Tuesday Dec 28,2010
I decided that it was time to make sure that there was a plot available for Bryon back in Maynooth. There are already 4 Poots buried there and it was his request to be next to them.I didn't know the name of the cemetery so I contacted the funeral home in Bancroft, after all they should know the name and have a contact number. After mumerous phone calls and being deferred to different people I finally was given the information. Now to say that I am not the sharpest tack in the box at 6:00 on the morning is an understatement but none the less the funeral director gave me the contact and phone number which I wrote down. It was only later on when I tried to read what I had written that I discovered that I couldn't understand the numbers. As to not want to appear like a total dolt I decided to once again try to get the information. I emailed Hastings municipality asking for a contact name etc. Low and behold they replied with the contact name. Oh shit.....the persons name was someone who used to be good friends with Bryon and his previous wife. When the divorce happened it seems that she took it personally and wrote Bryon off. This hurt Bryon a lot so there was no way I was going to phone her. I was the wicked witch of the west! If it weren't for bad luck I would have none. Anyhow this wasn't getting his plot so I sat down and tried different combinations for the illegable number I had. Low and behold after about 4 tired I got the right person. Let's face it, in a town the size of Maynooth it must seem weird to have some westerner calling and asking it they were the contact person for Emmanual Cemetery.Long and short of it is Bryon is going home next summer.

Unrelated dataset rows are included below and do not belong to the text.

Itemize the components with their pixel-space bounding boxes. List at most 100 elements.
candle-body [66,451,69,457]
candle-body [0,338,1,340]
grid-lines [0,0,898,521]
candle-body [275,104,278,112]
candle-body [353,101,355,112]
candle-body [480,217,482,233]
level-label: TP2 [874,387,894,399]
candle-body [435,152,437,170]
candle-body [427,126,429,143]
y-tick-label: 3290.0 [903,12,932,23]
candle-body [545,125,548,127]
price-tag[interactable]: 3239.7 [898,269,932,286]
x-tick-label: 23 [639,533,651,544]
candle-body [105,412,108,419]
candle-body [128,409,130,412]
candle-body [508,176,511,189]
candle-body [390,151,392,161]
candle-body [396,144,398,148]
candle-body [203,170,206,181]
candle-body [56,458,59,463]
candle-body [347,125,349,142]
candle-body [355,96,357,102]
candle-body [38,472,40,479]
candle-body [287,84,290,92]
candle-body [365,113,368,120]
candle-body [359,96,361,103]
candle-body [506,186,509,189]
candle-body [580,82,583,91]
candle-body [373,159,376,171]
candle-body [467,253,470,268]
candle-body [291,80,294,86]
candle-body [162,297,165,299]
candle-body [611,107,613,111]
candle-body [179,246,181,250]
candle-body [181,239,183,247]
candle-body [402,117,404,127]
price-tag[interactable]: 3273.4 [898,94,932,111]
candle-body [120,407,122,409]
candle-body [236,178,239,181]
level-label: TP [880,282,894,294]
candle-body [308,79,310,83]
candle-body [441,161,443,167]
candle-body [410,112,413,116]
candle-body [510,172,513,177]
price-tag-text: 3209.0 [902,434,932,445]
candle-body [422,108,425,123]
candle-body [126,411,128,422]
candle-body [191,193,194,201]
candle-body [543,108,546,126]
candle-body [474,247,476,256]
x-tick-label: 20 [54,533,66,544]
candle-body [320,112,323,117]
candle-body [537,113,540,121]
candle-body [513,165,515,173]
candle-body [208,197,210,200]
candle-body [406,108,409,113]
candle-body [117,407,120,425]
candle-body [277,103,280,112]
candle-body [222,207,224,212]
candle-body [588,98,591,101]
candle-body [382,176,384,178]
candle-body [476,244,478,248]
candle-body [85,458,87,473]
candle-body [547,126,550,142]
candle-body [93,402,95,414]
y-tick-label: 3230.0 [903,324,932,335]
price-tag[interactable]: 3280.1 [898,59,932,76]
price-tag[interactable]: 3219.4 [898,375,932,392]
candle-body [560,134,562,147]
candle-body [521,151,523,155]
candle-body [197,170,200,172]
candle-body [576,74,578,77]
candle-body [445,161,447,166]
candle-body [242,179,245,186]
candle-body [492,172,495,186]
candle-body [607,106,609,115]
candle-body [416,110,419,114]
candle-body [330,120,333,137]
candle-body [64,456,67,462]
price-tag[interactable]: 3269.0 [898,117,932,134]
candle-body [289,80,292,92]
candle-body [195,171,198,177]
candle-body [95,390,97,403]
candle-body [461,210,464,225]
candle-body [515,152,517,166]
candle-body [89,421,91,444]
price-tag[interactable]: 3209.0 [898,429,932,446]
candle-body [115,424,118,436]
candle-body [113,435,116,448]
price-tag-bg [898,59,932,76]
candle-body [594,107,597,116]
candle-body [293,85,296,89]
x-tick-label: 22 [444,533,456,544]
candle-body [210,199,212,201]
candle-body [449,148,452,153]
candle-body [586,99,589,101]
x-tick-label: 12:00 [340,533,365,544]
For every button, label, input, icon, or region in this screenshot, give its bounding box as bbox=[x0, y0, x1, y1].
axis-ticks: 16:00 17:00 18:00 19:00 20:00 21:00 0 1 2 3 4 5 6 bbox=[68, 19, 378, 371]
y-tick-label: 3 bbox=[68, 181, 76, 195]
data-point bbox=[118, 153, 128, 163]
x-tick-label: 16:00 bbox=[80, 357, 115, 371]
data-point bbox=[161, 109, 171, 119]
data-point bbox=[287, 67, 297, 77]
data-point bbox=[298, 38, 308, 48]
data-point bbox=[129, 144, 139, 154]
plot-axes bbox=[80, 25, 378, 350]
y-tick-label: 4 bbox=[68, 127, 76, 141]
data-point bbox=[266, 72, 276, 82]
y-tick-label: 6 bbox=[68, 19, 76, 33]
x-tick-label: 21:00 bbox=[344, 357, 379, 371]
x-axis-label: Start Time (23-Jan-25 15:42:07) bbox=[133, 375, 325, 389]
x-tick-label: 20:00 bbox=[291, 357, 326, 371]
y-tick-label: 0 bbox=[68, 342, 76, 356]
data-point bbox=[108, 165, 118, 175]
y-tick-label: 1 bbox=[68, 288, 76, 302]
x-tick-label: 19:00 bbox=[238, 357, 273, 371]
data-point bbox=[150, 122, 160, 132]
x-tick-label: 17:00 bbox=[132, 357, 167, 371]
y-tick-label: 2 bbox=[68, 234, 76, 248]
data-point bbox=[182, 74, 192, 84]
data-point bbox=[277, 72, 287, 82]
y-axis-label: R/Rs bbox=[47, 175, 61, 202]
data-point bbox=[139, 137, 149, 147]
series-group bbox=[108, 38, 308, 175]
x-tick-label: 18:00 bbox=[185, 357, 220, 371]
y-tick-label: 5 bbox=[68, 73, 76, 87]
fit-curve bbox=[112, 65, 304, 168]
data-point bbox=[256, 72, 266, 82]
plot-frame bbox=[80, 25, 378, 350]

The hydro was off for about 5 hours last night so I sat in candlelight and contemplated life. What I decided is ..there is no meaning of life, what counts is how people remember you when you are dead..that's it. You just make your way through each day and hope that someone remembers you well.
People say that "it will get better" Nothing can ever be better than the love and friendship we shared, now that is gone, hidden in my heart.